Red Teaming with Artificial Intelligence-Driven Cyberattacks: A Scoping Review (Mays Al-Azzawi; Dung Doan; Tuomo Sipola; Jari Hautamäki; Tero Kokkonen) This scoping review analyzes how artificial intelligence is being operationalized in offensive cybersecurity contexts, particularly red teaming. Screening 470 records, the authors identify AI-enabled attack vectors including automated penetration, data exfiltration, credential harvesting, and social engineering. The paper highlights how AI accelerates reconnaissance and exploitation phases while lowering attacker skill thresholds. It also frames AI-driven red teaming as a defensive necessity for simulating next-generation threats.

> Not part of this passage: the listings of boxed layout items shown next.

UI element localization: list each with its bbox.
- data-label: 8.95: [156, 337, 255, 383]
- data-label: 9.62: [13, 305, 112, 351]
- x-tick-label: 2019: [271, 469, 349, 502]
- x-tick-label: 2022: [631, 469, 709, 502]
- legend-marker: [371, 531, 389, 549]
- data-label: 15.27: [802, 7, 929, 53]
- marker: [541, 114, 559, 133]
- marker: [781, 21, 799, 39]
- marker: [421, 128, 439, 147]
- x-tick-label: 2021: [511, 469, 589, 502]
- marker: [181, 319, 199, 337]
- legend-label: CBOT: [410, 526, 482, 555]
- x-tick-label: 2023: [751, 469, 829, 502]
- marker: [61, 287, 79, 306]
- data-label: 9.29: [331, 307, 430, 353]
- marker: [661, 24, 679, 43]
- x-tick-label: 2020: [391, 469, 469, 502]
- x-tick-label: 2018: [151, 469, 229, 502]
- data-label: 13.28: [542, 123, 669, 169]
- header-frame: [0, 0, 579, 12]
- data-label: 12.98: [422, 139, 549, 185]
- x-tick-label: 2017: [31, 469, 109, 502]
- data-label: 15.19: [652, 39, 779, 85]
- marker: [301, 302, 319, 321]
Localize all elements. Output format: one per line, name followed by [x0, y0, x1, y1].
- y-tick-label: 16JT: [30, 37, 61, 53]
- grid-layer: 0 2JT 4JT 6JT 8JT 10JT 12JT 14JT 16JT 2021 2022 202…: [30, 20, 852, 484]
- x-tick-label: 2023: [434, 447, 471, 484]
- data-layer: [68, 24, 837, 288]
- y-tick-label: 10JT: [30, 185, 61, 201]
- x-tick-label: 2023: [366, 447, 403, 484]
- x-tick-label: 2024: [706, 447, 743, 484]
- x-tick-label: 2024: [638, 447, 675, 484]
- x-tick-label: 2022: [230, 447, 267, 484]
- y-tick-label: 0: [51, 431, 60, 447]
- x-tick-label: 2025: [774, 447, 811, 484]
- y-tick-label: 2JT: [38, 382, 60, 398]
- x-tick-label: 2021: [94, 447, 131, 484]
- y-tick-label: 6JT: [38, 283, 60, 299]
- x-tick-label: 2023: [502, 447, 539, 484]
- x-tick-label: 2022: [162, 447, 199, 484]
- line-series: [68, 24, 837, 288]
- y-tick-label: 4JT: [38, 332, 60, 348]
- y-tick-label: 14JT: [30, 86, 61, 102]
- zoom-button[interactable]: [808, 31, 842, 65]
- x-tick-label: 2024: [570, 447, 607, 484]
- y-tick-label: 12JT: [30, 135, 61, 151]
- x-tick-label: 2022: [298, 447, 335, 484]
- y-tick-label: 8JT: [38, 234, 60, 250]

Securing the AI Frontier: Urgent Ethical and Regulatory Imperatives for AI-Driven Cybersecurity (Vikram Kulothungan): This article examines governance and regulatory tensions emerging from AI integration into cybersecurity systems. It surveys global regulatory frameworks (including EU risk-based models), then analyzes ethical risks such as algorithmic bias, privacy erosion, transparency deficits, and accountability gaps. The author argues for harmonized international policy and increased public AI literacy to ensure responsible deployment of AI-enabled cyber defense technologies.
Adversarial Defense in Cybersecurity: A Systematic Review of GANs for Threat Detection and Mitigation (Tharcisse Ndayipfukamiye; Jianguo Ding; Doreen Sebastian Sarwatt; Adamu Gaston Philipo; Huansheng Ning): This systematic review synthesizes 185 peer-reviewed studies on Generative Adversarial Networks (GANs) in cybersecurity. It proposes a taxonomy covering defensive functions, architectures, domains, and threat models. Findings show GANs improving intrusion detection, malware classification, and IoT security resilience. However, issues such as training instability, benchmarking gaps, computational cost, and explainability remain barriers to operational deployment.
Zero Trust Cybersecurity: Procedures and Considerations in Context (Brady D. Lund; Tae Hee Lee; Ziang Wang; Ting Wang; Nishith Reddy Mannuru):This paper evaluates Zero Trust Architecture (ZTA) as a response to increasingly sophisticated, AI-augmented threat landscapes. It details implementation principles such as continuous authentication, least-privilege access, and breach-assumption design. Case analysis focuses on high-information-exchange environments (e.g., libraries, educational institutions), illustrating how ZTA mitigates lateral movement and insider risk.
Advancing Cybersecurity Through Machine Learning: A Scientometric Analysis of Global Research Trends and Influential Contributions (Kamran Razzaq; Mahmood Shah) Using scientometric and bibliometric techniques, this study maps global research output at the intersection of machine learning and cybersecurity. It identifies publication growth, leading institutions, collaboration networks, and dominant subfields (e.g., intrusion detection, malware analytics). The authors highlight ML’s accelerating role in predictive defense and automated threat intelligence while noting concentration of influence among a small cluster of research hubs.
Integrating Artificial Intelligence into the Cybersecurity Curriculum in Higher Education: A Systematic Literature Review (Jing Tian) This systematic literature review examines how universities are embedding AI into cybersecurity education. It evaluates curriculum models, competency frameworks, lab environments, and interdisciplinary integration. The paper concludes that AI literacy is becoming foundational for cyber workforce readiness, recommending expanded hands-on training in automated defense, adversarial ML, and AI risk governance.